I love young moms and old moms and women who are not moms and working women and trans women and tired women and happy women and all the women. You are all doing great. Let’s make sure we all have access to healthcare (including abortions and birth control), access to economic independence, and freedom from harassment and assault. Everything else is immaterial.


Thank you! Well said.
Anonymous
Anonymous wrote:I think it's weird, yes, but I don't think it's "bad" - family planning decisions are inherently personal. I don't think I have any friends who had a kid in their 20s. I enjoyed being carefree and leaning hard into establishing my career in my 20s. I am now enjoying being a parent in my 30s. I also enjoy doing these things on the same timeline as my peers, because it makes it easier to maintain existing friendships when you're in the same stage of life. I, and a freakish percentage of my friends, had my first kid at 33. I had my second at 35 and am now pregnant with my third at 38. This has worked out well for me as we have a lot more income than we did in our 20s, we're senior at work, and our friends are down to hang out in the yard together rather than hitting the bars. But a different person likely has a different set of factors and priorities and having a child younger could make sense in their life.

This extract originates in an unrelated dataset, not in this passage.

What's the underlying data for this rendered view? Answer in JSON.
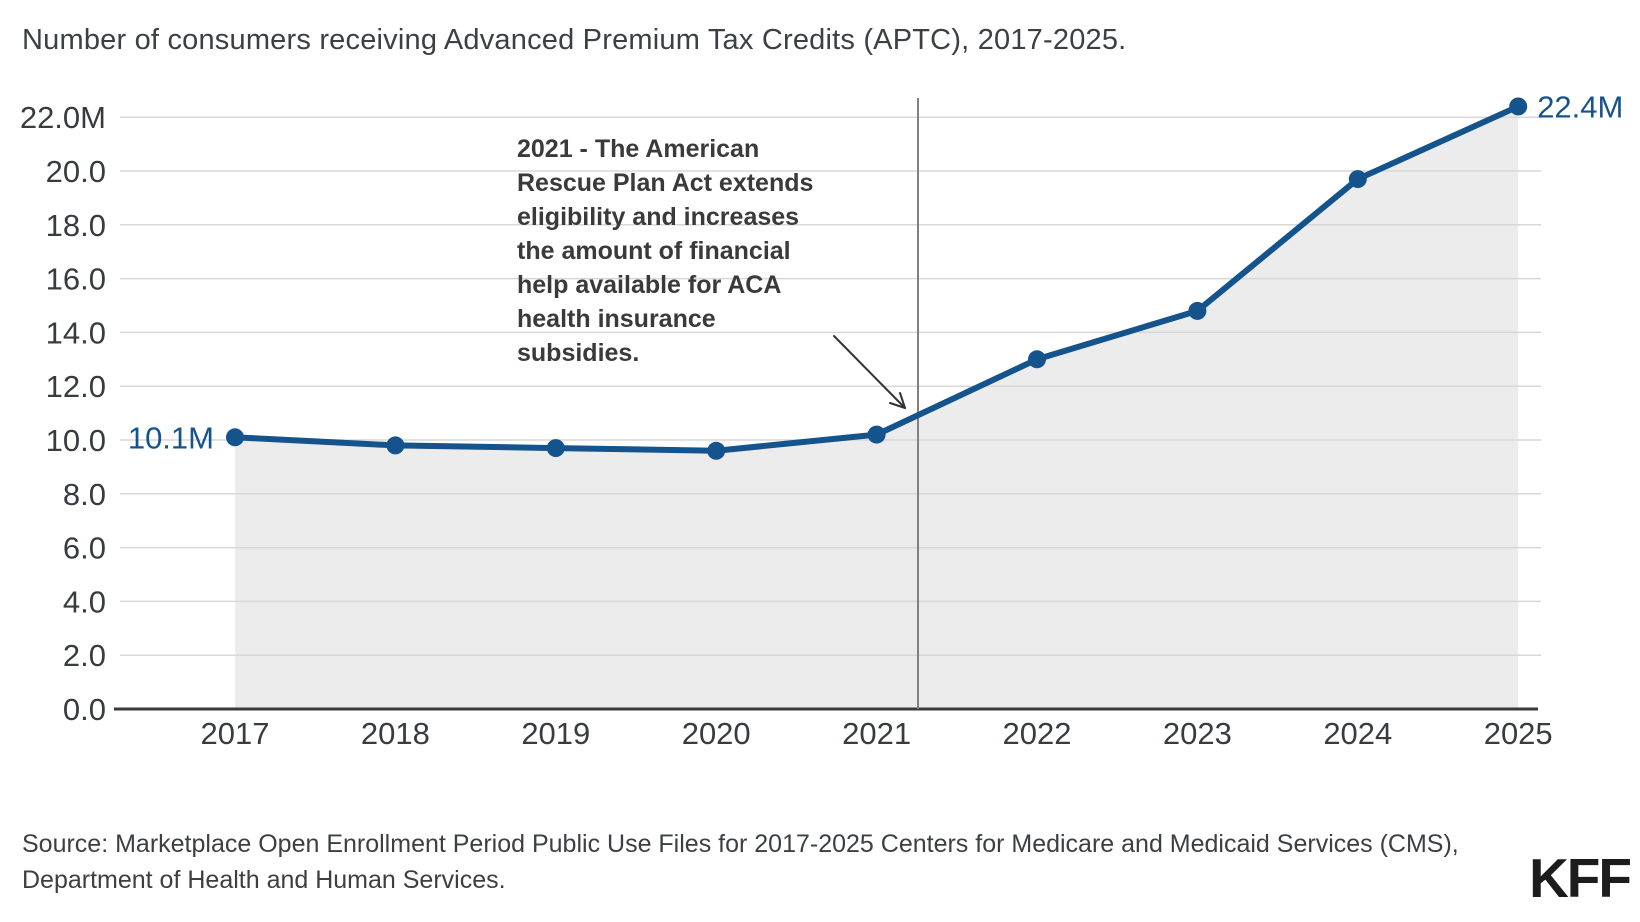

^ and I would be disappointed if either of my sons had a kid in his 20s. At 25 you are barely out of, or not out of, grad school. It's so much harder to establish your career if you have competing priorities so early on.
Anonymous
IME it's regional. Here it's unusual to have kids in your 20s because so many people have advanced degrees and either marry older or both want to be established in their careers before having kids. Plus housing is $$$ and saving up for a down payment/paying off SLs can push the timeline back a few years even if you found your spouse on the younger side. Where I grew up there's a real "get a man to propose to you in college because otherwise all you'll be left with after 25 is the weirdos" attitude and if you don't have your first until your 30s it's seen as very strange/sad. People will assume you're a lesbian if single or experiencing infidelity otherwise. I had someone from my high school tell me that I should just try to get knocked up by a one night stand so that I would "at least have a baby" once - no I was not asking this person for any advice on my life, nor would I have taken any from her. But the mindset of "how sad you have no one to love you" even when I was living in NYC and attending law school in my 20s was not surprising to me. It's a whole vibe back home.

Yet people still have kids outside the accepted regional timeline in both places.